Scène_de_Rue_à_MontmartreArtist: Vincent van Gogh (1853–1890)

Title: Street Scene in Montmartre

Genre: landscape art

Date: 1887

Medium: oil on canvas

Dimensions: height: 46.1 cm (18.1 in); width: 61.3 cm (24.1 in)

Collection: Private collection

What I love about this painting:

Street Scene in Montmartre is a relatively unknown painting by Vincent van Gogh, unknown because it has been held in private collections and not exhibited to the public. It was auctioned by Sotheby’s in 2021, and the image was posted to Wikimedia Commons courtesy of that auction.

The scene feels like an afternoon scene in winter, with a man and woman walking, and two children playing.

Vincent paid particular attention to the visual construction and texture of the fence, and also to the tangle of garden behind. This is the smaller of two windmills featured in several more well-known paintings in the subset of paintings from Van Gogh’s Montmartre series.

While there are people walking down the dirt lane in this scene, they aren’t the focus. Instead, our eye is directed to the way the windmill rises over the ramshackle fence, neglected garden, and above it all, the flag bravely flying.

The dirt lane, the fence, the winter-barren garden, and the windmill falling to ruin beneath the cold sky offer us a glimpse into Vincent’s mood. He finds beauty in the textures of life, both visual and metaphysical – in the cycle of growth aging to ruin. The flag flying in the breeze and the children playing offer us the hope of brighter days and new possibilities.

About this painting, via Wikipedia:

The Montmartre paintings are a group of works that Vincent van Gogh created in 1886 and 1887 of the Paris district of Montmartre while living there, at 54 Rue Lepic, with his brother Theo. Rather than capture urban settings in Paris, van Gogh preferred pastoral scenes, such as Montmartre and Asnières in the northwest suburbs. Of the two years in Paris, the work from 1886 often has the dark, somber tones of his early works from the Netherlands and Brussels. By the spring of 1887, van Gogh embraced use of color and light and created his own brushstroke techniques based upon Impressionism and Pointillism. The works in the series provide examples of his work during that period of time and the progression he made as an artist.

In van Gogh’s first year in Paris he painted rural areas around Montmartre, such as the butte and its windmills. The colors are somber and evoke a sense of his anxiety and loneliness.

The landscape and windmills around Montmartre were the source of inspiration for a number of van Gogh’s paintings.

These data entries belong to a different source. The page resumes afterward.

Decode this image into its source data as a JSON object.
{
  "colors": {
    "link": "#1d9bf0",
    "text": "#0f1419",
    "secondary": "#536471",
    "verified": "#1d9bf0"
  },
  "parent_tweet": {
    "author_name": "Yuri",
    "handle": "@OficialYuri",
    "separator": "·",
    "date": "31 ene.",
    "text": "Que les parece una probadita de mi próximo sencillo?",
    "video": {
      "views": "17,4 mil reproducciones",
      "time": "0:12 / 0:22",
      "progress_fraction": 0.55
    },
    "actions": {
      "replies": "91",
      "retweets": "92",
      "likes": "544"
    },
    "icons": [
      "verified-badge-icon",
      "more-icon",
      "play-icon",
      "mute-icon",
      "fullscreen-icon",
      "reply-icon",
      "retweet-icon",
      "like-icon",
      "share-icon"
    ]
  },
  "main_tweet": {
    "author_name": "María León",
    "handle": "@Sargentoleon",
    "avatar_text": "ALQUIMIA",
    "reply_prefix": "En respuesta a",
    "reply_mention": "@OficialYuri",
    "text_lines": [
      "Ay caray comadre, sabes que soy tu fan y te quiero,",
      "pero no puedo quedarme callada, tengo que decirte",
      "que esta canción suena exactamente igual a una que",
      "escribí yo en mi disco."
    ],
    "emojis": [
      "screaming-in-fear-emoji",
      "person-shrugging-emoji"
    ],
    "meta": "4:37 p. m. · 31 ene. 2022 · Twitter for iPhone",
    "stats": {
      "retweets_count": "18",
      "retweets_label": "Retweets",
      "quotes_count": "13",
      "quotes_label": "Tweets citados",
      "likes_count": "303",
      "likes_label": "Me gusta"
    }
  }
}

The Moulin de la Galette, still standing, is located near the apartment he shared with his brother. Built in 1622, it was originally called Blute-Fin and belonged to the Debray family in the 19th century. Van Gogh met artists such as Toulouse-Lautrec, Paul Signac and Paul Gauguin who inspired him to incorporate Impressionism into his artwork resulting in lighter, more colorful paintings.

Windmills also featured in some of van Gogh’s landscape paintings of Montmartre.

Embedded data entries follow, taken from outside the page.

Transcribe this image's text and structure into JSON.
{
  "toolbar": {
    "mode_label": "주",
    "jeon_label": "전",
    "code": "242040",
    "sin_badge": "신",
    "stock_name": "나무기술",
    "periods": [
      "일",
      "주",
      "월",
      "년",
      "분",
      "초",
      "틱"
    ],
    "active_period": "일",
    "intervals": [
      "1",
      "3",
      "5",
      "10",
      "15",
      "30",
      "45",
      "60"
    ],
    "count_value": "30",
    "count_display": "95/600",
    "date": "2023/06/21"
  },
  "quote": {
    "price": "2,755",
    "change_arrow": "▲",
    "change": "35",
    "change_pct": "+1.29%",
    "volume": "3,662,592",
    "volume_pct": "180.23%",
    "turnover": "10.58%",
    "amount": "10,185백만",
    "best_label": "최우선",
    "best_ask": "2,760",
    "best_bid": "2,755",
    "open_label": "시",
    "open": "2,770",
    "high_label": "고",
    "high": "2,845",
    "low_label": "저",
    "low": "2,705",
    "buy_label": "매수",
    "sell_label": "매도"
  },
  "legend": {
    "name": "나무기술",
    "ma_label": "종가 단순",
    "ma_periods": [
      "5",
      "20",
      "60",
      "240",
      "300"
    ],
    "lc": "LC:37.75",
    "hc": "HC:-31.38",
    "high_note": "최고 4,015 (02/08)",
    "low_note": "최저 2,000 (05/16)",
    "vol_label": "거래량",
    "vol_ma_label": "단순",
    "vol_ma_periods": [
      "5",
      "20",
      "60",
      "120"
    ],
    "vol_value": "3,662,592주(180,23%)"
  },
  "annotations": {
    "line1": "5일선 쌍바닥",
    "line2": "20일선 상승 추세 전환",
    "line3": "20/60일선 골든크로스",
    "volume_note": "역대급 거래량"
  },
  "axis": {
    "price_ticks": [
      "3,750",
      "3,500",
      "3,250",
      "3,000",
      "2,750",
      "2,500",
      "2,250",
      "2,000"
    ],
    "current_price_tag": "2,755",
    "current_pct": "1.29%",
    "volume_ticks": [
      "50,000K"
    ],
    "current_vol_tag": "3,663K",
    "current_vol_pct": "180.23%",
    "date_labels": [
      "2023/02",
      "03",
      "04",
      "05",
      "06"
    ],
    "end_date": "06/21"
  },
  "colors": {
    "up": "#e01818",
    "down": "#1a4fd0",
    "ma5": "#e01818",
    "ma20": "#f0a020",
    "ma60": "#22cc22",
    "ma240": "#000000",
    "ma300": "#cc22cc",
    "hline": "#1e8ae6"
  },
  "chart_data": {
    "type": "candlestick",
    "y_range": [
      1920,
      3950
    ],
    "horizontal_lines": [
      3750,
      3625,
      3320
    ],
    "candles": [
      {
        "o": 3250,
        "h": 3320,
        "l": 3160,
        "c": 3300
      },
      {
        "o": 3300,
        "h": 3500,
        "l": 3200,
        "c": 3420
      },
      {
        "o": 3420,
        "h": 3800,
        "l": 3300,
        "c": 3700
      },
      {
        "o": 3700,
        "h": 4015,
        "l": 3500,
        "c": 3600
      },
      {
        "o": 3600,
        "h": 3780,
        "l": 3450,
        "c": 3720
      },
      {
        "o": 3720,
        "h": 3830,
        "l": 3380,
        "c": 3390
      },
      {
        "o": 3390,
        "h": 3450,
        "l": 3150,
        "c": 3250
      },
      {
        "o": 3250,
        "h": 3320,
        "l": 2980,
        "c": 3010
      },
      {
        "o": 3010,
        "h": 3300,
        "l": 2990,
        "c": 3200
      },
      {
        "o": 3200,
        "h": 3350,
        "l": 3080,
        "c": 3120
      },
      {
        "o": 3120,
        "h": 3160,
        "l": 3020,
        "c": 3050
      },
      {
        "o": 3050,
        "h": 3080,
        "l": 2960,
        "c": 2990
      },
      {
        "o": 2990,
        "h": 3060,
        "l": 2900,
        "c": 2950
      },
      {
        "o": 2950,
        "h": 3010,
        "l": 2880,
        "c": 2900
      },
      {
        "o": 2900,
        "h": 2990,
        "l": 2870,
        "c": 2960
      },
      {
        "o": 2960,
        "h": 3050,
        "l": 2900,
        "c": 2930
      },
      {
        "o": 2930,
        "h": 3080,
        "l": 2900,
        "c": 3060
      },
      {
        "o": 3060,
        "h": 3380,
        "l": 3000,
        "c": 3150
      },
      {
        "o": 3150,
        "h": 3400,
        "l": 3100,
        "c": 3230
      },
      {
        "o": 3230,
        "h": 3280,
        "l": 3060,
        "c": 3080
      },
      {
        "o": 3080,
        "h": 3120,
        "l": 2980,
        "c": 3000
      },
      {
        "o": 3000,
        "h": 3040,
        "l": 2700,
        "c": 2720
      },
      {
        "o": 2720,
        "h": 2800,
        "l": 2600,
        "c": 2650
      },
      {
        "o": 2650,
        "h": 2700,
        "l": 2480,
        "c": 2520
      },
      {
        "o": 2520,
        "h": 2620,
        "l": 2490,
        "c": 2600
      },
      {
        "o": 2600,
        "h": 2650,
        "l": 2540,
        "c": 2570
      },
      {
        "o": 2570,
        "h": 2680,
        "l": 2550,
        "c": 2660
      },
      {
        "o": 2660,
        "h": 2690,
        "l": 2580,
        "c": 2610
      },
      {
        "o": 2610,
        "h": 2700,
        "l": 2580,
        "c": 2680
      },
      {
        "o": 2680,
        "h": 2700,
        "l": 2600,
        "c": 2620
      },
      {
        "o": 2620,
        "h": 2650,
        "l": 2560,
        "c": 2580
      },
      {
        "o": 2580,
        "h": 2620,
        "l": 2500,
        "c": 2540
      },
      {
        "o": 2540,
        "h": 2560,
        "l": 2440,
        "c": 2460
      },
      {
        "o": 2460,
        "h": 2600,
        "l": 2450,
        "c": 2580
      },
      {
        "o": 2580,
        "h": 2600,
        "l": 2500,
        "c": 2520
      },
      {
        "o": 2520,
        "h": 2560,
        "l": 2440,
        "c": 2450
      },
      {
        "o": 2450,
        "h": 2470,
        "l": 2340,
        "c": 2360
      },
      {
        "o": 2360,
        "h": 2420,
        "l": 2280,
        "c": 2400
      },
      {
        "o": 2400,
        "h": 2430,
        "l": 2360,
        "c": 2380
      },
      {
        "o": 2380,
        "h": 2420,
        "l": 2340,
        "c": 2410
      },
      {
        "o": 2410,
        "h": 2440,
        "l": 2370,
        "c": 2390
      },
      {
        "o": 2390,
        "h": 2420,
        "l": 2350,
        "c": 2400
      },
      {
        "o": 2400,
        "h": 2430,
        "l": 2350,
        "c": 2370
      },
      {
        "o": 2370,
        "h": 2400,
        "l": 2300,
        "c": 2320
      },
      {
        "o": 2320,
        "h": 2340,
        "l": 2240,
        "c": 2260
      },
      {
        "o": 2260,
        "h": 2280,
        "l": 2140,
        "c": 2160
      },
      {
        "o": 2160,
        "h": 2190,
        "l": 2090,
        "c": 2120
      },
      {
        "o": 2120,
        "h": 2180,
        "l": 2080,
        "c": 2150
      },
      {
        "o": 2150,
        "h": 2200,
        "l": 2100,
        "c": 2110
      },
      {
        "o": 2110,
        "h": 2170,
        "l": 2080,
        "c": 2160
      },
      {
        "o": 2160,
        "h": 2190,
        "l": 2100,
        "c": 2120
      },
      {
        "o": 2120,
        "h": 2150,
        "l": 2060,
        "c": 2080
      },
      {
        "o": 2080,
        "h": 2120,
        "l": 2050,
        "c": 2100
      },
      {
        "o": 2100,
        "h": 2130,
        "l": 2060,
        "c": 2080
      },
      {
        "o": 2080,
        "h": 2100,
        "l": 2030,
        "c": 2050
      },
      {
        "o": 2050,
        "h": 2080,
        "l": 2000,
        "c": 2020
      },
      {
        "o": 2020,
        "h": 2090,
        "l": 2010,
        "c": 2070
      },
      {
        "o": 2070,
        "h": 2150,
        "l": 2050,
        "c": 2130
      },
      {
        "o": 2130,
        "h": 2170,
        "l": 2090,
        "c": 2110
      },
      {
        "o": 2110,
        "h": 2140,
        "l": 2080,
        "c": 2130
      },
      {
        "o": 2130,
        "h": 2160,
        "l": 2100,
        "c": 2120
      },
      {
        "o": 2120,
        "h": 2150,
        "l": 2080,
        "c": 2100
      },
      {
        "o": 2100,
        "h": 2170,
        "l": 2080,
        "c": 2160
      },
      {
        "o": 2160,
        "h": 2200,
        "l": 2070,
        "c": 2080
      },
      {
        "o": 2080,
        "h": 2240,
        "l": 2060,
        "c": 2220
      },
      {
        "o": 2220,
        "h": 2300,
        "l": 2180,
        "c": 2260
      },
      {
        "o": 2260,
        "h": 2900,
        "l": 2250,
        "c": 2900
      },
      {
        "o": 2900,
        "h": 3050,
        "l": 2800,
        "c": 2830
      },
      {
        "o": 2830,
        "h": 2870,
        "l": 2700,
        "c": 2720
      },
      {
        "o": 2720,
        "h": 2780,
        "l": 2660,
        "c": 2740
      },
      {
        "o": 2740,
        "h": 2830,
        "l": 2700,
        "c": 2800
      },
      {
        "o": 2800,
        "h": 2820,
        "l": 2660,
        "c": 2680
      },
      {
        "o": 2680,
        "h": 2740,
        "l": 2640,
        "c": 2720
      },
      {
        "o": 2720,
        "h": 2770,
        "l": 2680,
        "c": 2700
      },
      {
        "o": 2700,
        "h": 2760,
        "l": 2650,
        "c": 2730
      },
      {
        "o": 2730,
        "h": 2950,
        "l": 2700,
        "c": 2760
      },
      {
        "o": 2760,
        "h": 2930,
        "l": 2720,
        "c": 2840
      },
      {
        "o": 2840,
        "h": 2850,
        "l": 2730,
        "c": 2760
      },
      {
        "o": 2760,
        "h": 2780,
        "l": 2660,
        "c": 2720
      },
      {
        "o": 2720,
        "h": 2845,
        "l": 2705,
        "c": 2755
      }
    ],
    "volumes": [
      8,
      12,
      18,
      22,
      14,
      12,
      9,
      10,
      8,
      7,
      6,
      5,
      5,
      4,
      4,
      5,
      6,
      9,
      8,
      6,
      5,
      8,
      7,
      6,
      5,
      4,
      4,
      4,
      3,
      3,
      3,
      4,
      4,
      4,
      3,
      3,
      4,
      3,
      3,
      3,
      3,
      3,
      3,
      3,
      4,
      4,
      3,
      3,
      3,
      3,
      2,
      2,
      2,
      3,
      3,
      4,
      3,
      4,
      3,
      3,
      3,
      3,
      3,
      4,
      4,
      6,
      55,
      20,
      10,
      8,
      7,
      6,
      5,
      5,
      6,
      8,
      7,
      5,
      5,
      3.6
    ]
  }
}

Montmartre, sitting on a butte overlooking Paris, was known for its bars, cafes, and dance-hall. It was also located on the edge of countryside that afforded Van Gogh the opportunity to work on paintings of rural settings while living in Paris.

When Van Gogh painted he intended not just to capture the subject, but to express a message or meaning. It was through his paintings of nature that he was most successful at accomplishing his goal. It also created a great challenge: how to portray the subject and create a work that would resonate with the audience. [1]

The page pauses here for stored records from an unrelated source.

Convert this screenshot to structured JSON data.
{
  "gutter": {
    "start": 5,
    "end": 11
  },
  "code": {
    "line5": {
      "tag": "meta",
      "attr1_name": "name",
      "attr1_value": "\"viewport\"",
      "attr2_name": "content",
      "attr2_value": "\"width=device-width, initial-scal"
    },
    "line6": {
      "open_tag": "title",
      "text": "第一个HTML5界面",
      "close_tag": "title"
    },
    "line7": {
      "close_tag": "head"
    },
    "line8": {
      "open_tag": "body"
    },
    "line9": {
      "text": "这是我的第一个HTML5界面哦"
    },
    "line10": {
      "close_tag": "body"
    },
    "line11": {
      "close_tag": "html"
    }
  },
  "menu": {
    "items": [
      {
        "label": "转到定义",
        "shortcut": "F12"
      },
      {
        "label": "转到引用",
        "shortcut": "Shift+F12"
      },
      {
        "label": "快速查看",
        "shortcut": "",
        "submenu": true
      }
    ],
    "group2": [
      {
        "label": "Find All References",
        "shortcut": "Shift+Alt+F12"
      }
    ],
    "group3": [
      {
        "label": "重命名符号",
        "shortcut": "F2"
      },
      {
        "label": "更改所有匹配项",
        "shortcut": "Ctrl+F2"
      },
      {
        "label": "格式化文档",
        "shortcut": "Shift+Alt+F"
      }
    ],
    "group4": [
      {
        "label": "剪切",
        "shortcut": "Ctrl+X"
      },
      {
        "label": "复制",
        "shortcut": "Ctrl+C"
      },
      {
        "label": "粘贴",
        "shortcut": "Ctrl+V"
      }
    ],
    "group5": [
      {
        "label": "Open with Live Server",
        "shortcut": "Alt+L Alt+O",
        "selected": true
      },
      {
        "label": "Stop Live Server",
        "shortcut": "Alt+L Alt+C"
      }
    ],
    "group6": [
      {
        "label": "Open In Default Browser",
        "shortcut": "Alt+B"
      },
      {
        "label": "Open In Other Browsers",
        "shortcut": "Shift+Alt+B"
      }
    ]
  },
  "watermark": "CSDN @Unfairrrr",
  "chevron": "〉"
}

About the Artist, via Wikipedia:

Vincent Willem van Gogh, 30 March 1853 – 29 July 1890) was a Dutch Post-Impressionist painter who posthumously became one of the most famous and influential figures in Western art history. In a decade, he created about 2,100 artworks, including around 860 oil paintings, most of which date from the last two years of his life. They include landscapes, still lifes, portraits, and self-portraits, and are characterised by bold colours and dramatic, impulsive and expressive brushwork that contributed to the foundations of modern art. He was not commercially successful, struggled with severe depression and poverty, and committed suicide at the age of 37.

Van Gogh was born into an upper-middle-class family, While a child he drew and was serious, quiet and thoughtful. As a young man he worked as an art dealer, often traveling, but became depressed after he was transferred to London. He turned to religion and spent time as a Protestant missionary in southern Belgium. He drifted in ill health and solitude before taking up painting in 1881, having moved back home with his parents. His younger brother Theo supported him financially; the two kept a long correspondence by letter. His early works, mostly still lifes and depictions of peasant labourers, contain few signs of the vivid colour that distinguished his later work. In 1886, he moved to Paris, where he met members of the avant-garde, including Émile Bernard and Paul Gauguin, who were reacting against the Impressionist sensibility. As his work developed he created a new approach to still lifes and local landscapes. His paintings grew brighter as he developed a style that became fully realised during his stay in Arles in the South of France in 1888. During this period he broadened his subject matter to include series of olive trees, wheat fields and sunflowers.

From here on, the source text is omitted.